A two-day summit in Istanbul between the foreign ministers of European countries and those of the Organisation of Islamic Conference (OIC) ended on February 12th with calls for a two-state solution to the Palestinian-Israeli conflict. A number of other issues were also discussed, such as the ongoing campaign against terrorism, many of them in smaller bilateral meetings on the sidelines, such as that between Turkey and Greece, and Turkey and Iraq. Aside from being the first time that such an event has been held, it comes only a short time after the EU foreign ministers met in Spain to discuss attempts at a common EU foreign policy.
The EU-OIC Joint Forum was proposed by the Turkish Foreign Minister Ismail Cem as a reaction to the terrorist attacks of September 11th to try and address what he called "deep-rooted prejudices" shortly before the meeting opened. Turkey, along with a number of other nations, was concerned that the hijackings and the campaign against terrorism would create a global divide along cultural and religious lines, especially against Islam. This fear was further fuelled by US President George Bush's remarks on the "axis of evil", two of whom, Iran and Iraq, were represented last week in Istanbul.
Turkey sees itself as a country in both camps, the European and the Islamic, and hence ideally suited to host the meeting and to provide a bridge between the two sides. Of importance to the non-Turkish attending countries was the absence of the US at the conference. Many members of the OIC have naturally been critical of the American campaign against terror, and most European countries, with more liberal views, are in favour of constructive dialogue with Iran and Iraq, and others, rather than ostracising borderline countries and pushing them towards terror. In his comments at the meeting the Sudanese Foreign Minister Mustapha Ismail, whose country is on a list of states supporting terror, said that the campaign against terror should not be extended too far, in case this pushes "those who are not terrorists to terrorism". The growing divisions between European countries and the US on foreign policy became more apparent at the EU foreign ministers meeting held in the Spain the previous week.

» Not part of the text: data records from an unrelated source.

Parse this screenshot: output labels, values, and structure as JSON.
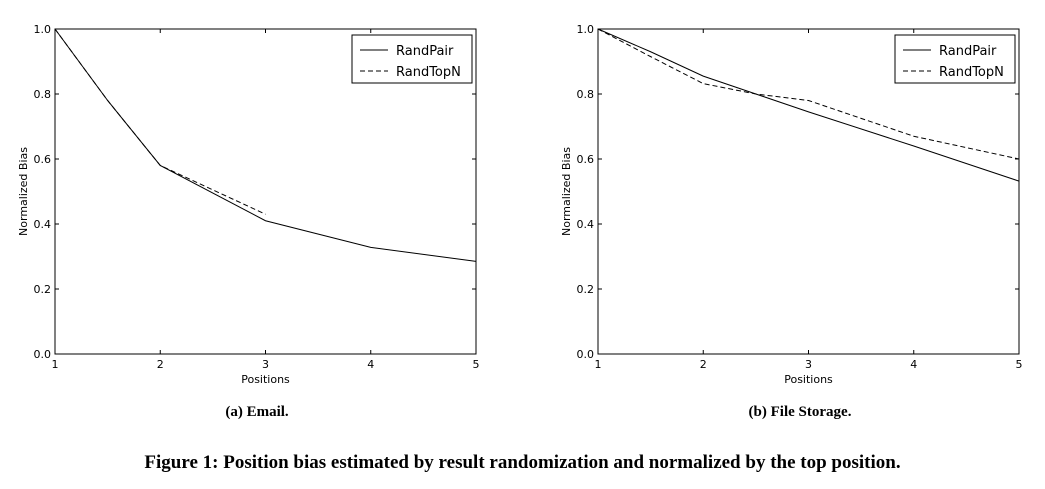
{
  "caption": "Figure 1: Position bias estimated by result randomization and normalized by the top position.",
  "chart_data": [
    {
      "type": "line",
      "subcaption": "(a) Email.",
      "xlabel": "Positions",
      "ylabel": "Normalized Bias",
      "xlim": [
        1,
        5
      ],
      "ylim": [
        0.0,
        1.0
      ],
      "xticks": [
        "1",
        "2",
        "3",
        "4",
        "5"
      ],
      "yticks": [
        "0.0",
        "0.2",
        "0.4",
        "0.6",
        "0.8",
        "1.0"
      ],
      "grid": false,
      "legend": "top-right",
      "series": [
        {
          "name": "RandPair",
          "style": "solid",
          "x": [
            1,
            1.5,
            2,
            3,
            4,
            5
          ],
          "y": [
            1.0,
            0.78,
            0.58,
            0.41,
            0.328,
            0.285
          ]
        },
        {
          "name": "RandTopN",
          "style": "dashed",
          "x": [
            1,
            1.5,
            2,
            3
          ],
          "y": [
            1.0,
            0.78,
            0.58,
            0.43
          ]
        }
      ]
    },
    {
      "type": "line",
      "subcaption": "(b) File Storage.",
      "xlabel": "Positions",
      "ylabel": "Normalized Bias",
      "xlim": [
        1,
        5
      ],
      "ylim": [
        0.0,
        1.0
      ],
      "xticks": [
        "1",
        "2",
        "3",
        "4",
        "5"
      ],
      "yticks": [
        "0.0",
        "0.2",
        "0.4",
        "0.6",
        "0.8",
        "1.0"
      ],
      "grid": false,
      "legend": "top-right",
      "series": [
        {
          "name": "RandPair",
          "style": "solid",
          "x": [
            1,
            1.5,
            2,
            2.5,
            3,
            4,
            5
          ],
          "y": [
            1.0,
            0.93,
            0.855,
            0.8,
            0.745,
            0.64,
            0.532
          ]
        },
        {
          "name": "RandTopN",
          "style": "dashed",
          "x": [
            1,
            1.5,
            2,
            2.5,
            3,
            4,
            5
          ],
          "y": [
            1.0,
            0.915,
            0.832,
            0.8,
            0.78,
            0.67,
            0.6
          ]
        }
      ]
    }
  ]
}
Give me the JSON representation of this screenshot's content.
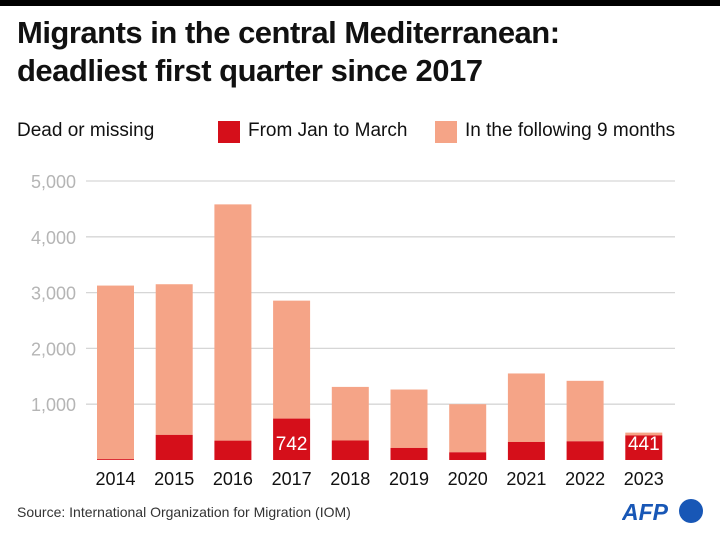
{
  "title": [
    "Migrants in the central Mediterranean:",
    "deadliest first quarter since 2017"
  ],
  "logo": "AFP",
  "source": "Source: International Organization for Migration (IOM)",
  "colors": {
    "q1": "#d50f1a",
    "rest": "#f5a487",
    "grid": "#d6d6d6",
    "axis_text": "#b5b5b5",
    "logo": "#1857b6"
  },
  "chart_data": {
    "type": "bar",
    "stacked": true,
    "title": "Migrants in the central Mediterranean: deadliest first quarter since 2017",
    "ylabel": "Dead or missing",
    "xlabel": "",
    "categories": [
      "2014",
      "2015",
      "2016",
      "2017",
      "2018",
      "2019",
      "2020",
      "2021",
      "2022",
      "2023"
    ],
    "series": [
      {
        "name": "From Jan to March",
        "values": [
          15,
          450,
          347,
          742,
          350,
          216,
          138,
          323,
          335,
          441
        ]
      },
      {
        "name": "In the following 9 months",
        "values": [
          3111,
          2700,
          4234,
          2114,
          960,
          1047,
          862,
          1228,
          1084,
          50
        ]
      }
    ],
    "data_labels": [
      {
        "category": "2017",
        "value": "742"
      },
      {
        "category": "2023",
        "value": "441"
      }
    ],
    "ylim": [
      0,
      5000
    ],
    "yticks": [
      1000,
      2000,
      3000,
      4000,
      5000
    ],
    "ytick_labels": [
      "1,000",
      "2,000",
      "3,000",
      "4,000",
      "5,000"
    ],
    "grid": true,
    "legend": "top"
  }
}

Of further concern to Turkey in recent months has been the possibility of the US raising its low-key air strikes against Iraq into a larger-scale military operation, something Ankara is essentially against. The fear is that such an operation would be extremely detrimental to Turkey's struggling economy as it is trying to recover, and could re-open the sensitive issue of the role of the Kurds in the region, an issue that has subdued since 1998. Although Turkey fears turmoil should the US attack Iraq, most observers concur that it is largely as a result of US influence that Turkey received its new IMF stand-by agreement in early February and that Ankara may yet be persuaded.
Prime Minister Bulent Ecevit said on February 12th that Turkey did not want a military operation against Iraq and was trying to avert it, but the governor of the Central Bank Sureyya Serdengecti noted on the same day that the bank had taken an attack into account. The recent exchange of letters between Turkish and Iraqi officials has culminated in the Foreign Minister Naji Sabri meeting with both Ecevit and Cem while in Turkey.
Naturally one of the main issues under discussion at the summit was the Middle East crisis. As is the case with borderline terror states, most of those attending the conference were in favour of dialogue to try and solve the issue. Although the final communique did not make any reference to Israeli attacks on Palestinians, to the dismay of the Arab states, both the OIC and the EU formally called for a two-state settlement to the problem.
On the first day of the meeting the Islamic countries had asked the EU countries to become more involved in the process, with the Iranian Foreign Minister Kamal Kharrazi stating that the EU should bring "a semblance of fairness, justice and pragmatism to the dynamics of politics in the Middle East". The EU had in any case been working on a new proposal for Middle Eastern peace, according to Spanish Foreign Minister Josep Pique on February 12th. This French proposal would see the immediate creation of a Palestinian state, recognised by Israel and the UN and fresh Palestinian elections. Although the EU countries all agreed on the first part, many were wary of elections, which some, such as Germany, feared would lead to hard-line factions gaining legitimacy. All the same the policy differs from that of the US, which would prefer to see negotiations proceeding in small steps.
Again this is an issue in which Turkey stands in the middle. Although it has a Muslim population its sympathies have more often than not been with Israel, largely through strained ties with Arab countries, which Turks believe are critical of Turkey's secularist policies.
The forum also provided other countries to get together and try and resolve regional differences. Aside from the meetings with Iraqi officials, in which Turkey reportedly tried to persuade Iraq to allow UN inspectors back into Iraq, Turkey also met with Greece, Bulgaria and Romania in a four-way session. The two NATO hopefuls had Greece and Turkey confirm their support for application to the alliance.